Maka, penggunaan masker yang baik dan benar sangat dianjurkan. Bahkan, penggunannya menjadi wajib pada masa pandemi ini. Tentunya, cuci tangan menggunakan sabun dan air mengalir atau dengan cairan pencuci tangan yang mengandung alkohol merupakan keniscayaa.
"Yang paling penting jaga jarak. Percikan droplet atau air percikan bisa mencapai 1-2 meter, baik ketika seseorang berbicara, atau saat lawan bicaranya batuk ataupun bersin. Kalau batuk atau bersin, jaraknya bisa lebih jauh lagi, bisa sampai 3-5 meter. Maka sekali lagi, kita harus saling jaga jarak," ujarnya.
Covid-19 yang kali pertama muncul pada Desember 2019, mulai menjangkit di Indonesia pada 2 Maret 2020. "Masuk ke Indonesia dan menjangkiti pasien pertama pada 2 Maret 2020. Alhamdulillah pasien tersebut sembuh dan kini sehat dan dapat produkif kembali," ungkapnya.

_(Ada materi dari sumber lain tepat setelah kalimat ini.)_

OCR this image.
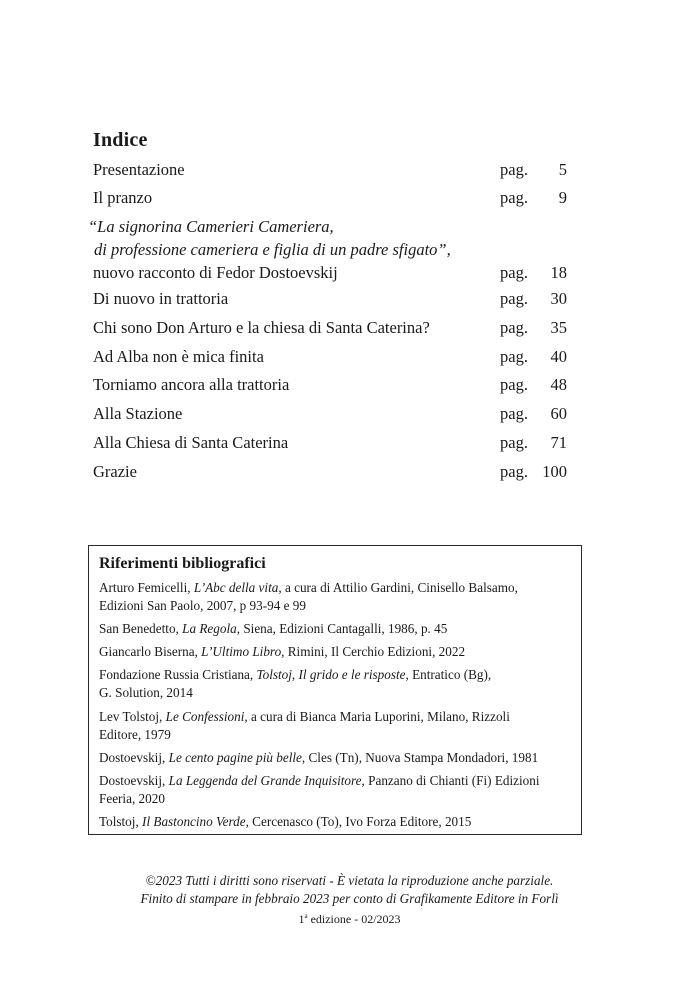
Indice
Presentazione	pag. 5
Il pranzo	pag. 9
“La signorina Camerieri Cameriera,
di professione cameriera e figlia di un padre sfigato”,
nuovo racconto di Fedor Dostoevskij	pag. 18
Di nuovo in trattoria	pag. 30
Chi sono Don Arturo e la chiesa di Santa Caterina?	pag. 35
Ad Alba non è mica finita	pag. 40
Torniamo ancora alla trattoria	pag. 48
Alla Stazione	pag. 60
Alla Chiesa di Santa Caterina	pag. 71
Grazie	pag. 100
Riferimenti bibliografici
Arturo Femicelli, L’Abc della vita, a cura di Attilio Gardini, Cinisello Balsamo,
Edizioni San Paolo, 2007, p 93-94 e 99
San Benedetto, La Regola, Siena, Edizioni Cantagalli, 1986, p. 45
Giancarlo Biserna, L’Ultimo Libro, Rimini, Il Cerchio Edizioni, 2022
Fondazione Russia Cristiana, Tolstoj, Il grido e le risposte, Entratico (Bg),
G. Solution, 2014
Lev Tolstoj, Le Confessioni, a cura di Bianca Maria Luporini, Milano, Rizzoli
Editore, 1979
Dostoevskij, Le cento pagine più belle, Cles (Tn), Nuova Stampa Mondadori, 1981
Dostoevskij, La Leggenda del Grande Inquisitore, Panzano di Chianti (Fi) Edizioni
Feeria, 2020
Tolstoj, Il Bastoncino Verde, Cercenasco (To), Ivo Forza Editore, 2015
©2023 Tutti i diritti sono riservati - È vietata la riproduzione anche parziale.
Finito di stampare in febbraio 2023 per conto di Grafikamente Editore in Forlì
1$^a$ edizione - 02/2023
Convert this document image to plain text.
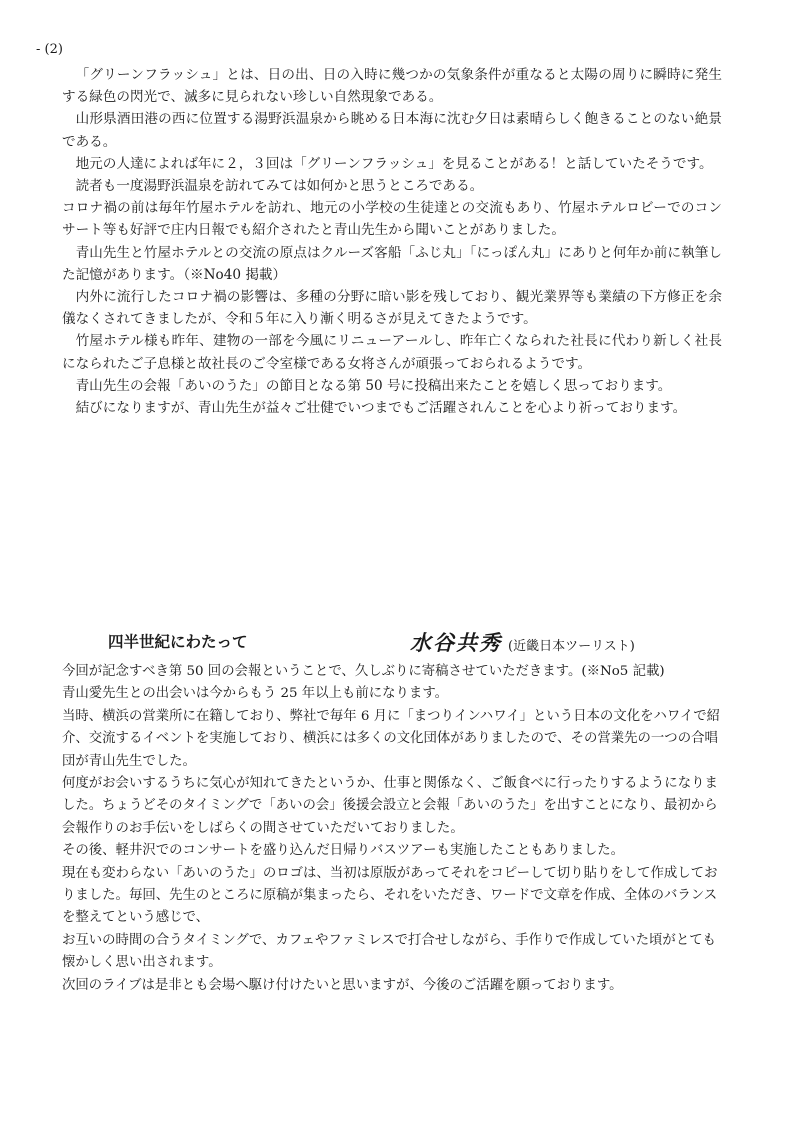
- (2)

「グリーンフラッシュ」とは、日の出、日の入時に幾つかの気象条件が重なると太陽の周りに瞬時に発生する緑色の閃光で、滅多に見られない珍しい自然現象である。

山形県酒田港の西に位置する湯野浜温泉から眺める日本海に沈む夕日は素晴らしく飽きることのない絶景である。

地元の人達によれば年に２，３回は「グリーンフラッシュ」を見ることがある！と話していたそうです。

読者も一度湯野浜温泉を訪れてみては如何かと思うところである。

コロナ禍の前は毎年竹屋ホテルを訪れ、地元の小学校の生徒達との交流もあり、竹屋ホテルロビーでのコンサート等も好評で庄内日報でも紹介されたと青山先生から聞いことがありました。

青山先生と竹屋ホテルとの交流の原点はクルーズ客船「ふじ丸」「にっぽん丸」にありと何年か前に執筆した記憶があります。（※No40 掲載）

内外に流行したコロナ禍の影響は、多種の分野に暗い影を残しており、観光業界等も業績の下方修正を余儀なくされてきましたが、令和５年に入り漸く明るさが見えてきたようです。

竹屋ホテル様も昨年、建物の一部を今風にリニューアールし、昨年亡くなられた社長に代わり新しく社長になられたご子息様と故社長のご令室様である女将さんが頑張っておられるようです。

青山先生の会報「あいのうた」の節目となる第 50 号に投稿出来たことを嬉しく思っております。

結びになりますが、青山先生が益々ご壮健でいつまでもご活躍されんことを心より祈っております。

四半世紀にわたって	水谷共秀 (近畿日本ツーリスト)

今回が記念すべき第 50 回の会報ということで、久しぶりに寄稿させていただきます。(※No5 記載)

青山愛先生との出会いは今からもう 25 年以上も前になります。

当時、横浜の営業所に在籍しており、弊社で毎年 6 月に「まつりインハワイ」という日本の文化をハワイで紹介、交流するイベントを実施しており、横浜には多くの文化団体がありましたので、その営業先の一つの合唱団が青山先生でした。

何度がお会いするうちに気心が知れてきたというか、仕事と関係なく、ご飯食べに行ったりするようになりました。ちょうどそのタイミングで「あいの会」後援会設立と会報「あいのうた」を出すことになり、最初から会報作りのお手伝いをしばらくの間させていただいておりました。

その後、軽井沢でのコンサートを盛り込んだ日帰りバスツアーも実施したこともありました。

現在も変わらない「あいのうた」のロゴは、当初は原版があってそれをコピーして切り貼りをして作成しておりました。毎回、先生のところに原稿が集まったら、それをいただき、ワードで文章を作成、全体のバランスを整えてという感じで、

お互いの時間の合うタイミングで、カフェやファミレスで打合せしながら、手作りで作成していた頃がとても懐かしく思い出されます。

次回のライブは是非とも会場へ駆け付けたいと思いますが、今後のご活躍を願っております。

Saat ini, hampir 8 juta orang di dunia terjangkit Covid-19. Penyebarannya merata di lebih dari 200 negara dan wilayah kedaulatan di seluruh dunia. Kini, SARS CoV-2 bukan lagi virus impor karena penularannya terjadi secara loakal. Mayoritas terjadi kontak dengan pasien atau dengan orang yang tidak diketahui status kesehatannya.
"Saya perlu sampaikan, virus ini benar-benar ada. Ilmuan-ilmuan kita dari Lembaga Biologi Molekuler Eijkman (LBME)telah memetakan whole genome seqencing (WGS) alias merinci identitas virus dari vasien yang ada di Indonesia. Data ini bermanfaat untuk penelitian lanjut demi mengetahui epidemologi virus, pengembangan vaksin, dan juga untuk obat," katanya.
Kepala LBME, Amin Soebandrio, lanjut Reisa, mengatakan, dengan mengetahui virus yang beredar, maka bisa mendesain vaksin yang sesuai dengan virus yang ada di Indonesia. Maka dari itu, penting sekali mengetahui status kesehatan kita, apa positif atau negatif Covid-19.
"Apabila positif, maka penyembuhan dapat dilakukan. Ingat lebih dari 15 ribu saudara-saudari kita sudah sembuh dari Covid-19. Dan jika negatif, kita harus semakin waspada melindungi diri kita dari tularan Covid-19 dari orang lain," katanya.
Di akhir penjelasannya, Reisa mengajak seluruh masyarakat untuk besama-sama bekerja keras memutus mata rantai penyebaran Covid-19 agar pandemi ini segera berakhir.
"Kalau kita percaya, saya yakin usaha kita akan berhasil. Kalau kita semua saling bekerja sama hasilnya akan lebih cepat dan terlihat. Kita pasti bisa kok, percaya Indonesia pasti bisa," ujarnya.